Just in case you needed a bit of reassurance.
Trust me, I've been there before. Putting all my eggs into one basket just to be left with nothing in the long run. It is never worth it, but of course that is always easier said than done. Someone once told me the same thing I am telling you and believe me I brushed it off. As women, we love hard. Harder than most. When we love, we love until we can no longer do so. Sometimes that means getting hurt and enduring the pain until we realize our worth. No matter what someone says to try and uplift or point you in the right direction, sometimes you just have to learn on your own.
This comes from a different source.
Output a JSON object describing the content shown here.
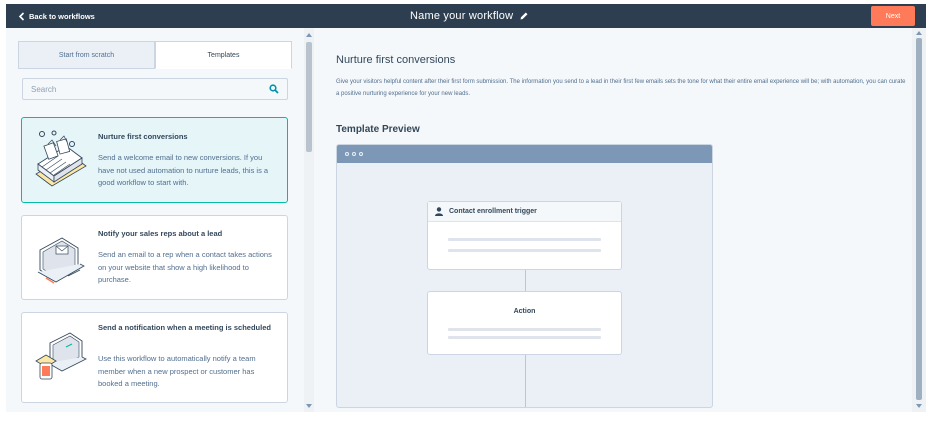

We often look for love in others when the love we long for comes from within. I know my words might not mean much at this present moment, but overtime you will understand exactly where I am coming from. Believe me, I was in your exact position just four short years ago. I loved someone else more than I loved myself. It sounds crazy now, but back then I didn't think anything of it. Like any relationship, I figured things would get better with time. I was wrong. I was warned, but like I mentioned -- you have to learn for yourself. I appreciate everyone who tried to give me words of encouragement and help me leave such a negative situation. I may have not appreciated them then, but I am ever so grateful now. Who knows what I would be doing today if I wouldn't have stepped away. I did it for myself and nobody else. I didn't respect myself, but once I found that respect it was so much easier for me to remove myself from something that wasn't meant to be apart of my journey. You're stronger than you know. In due time, but until then learn to love and respect yourself. It will benefit you in the long run. Signed: I've been there.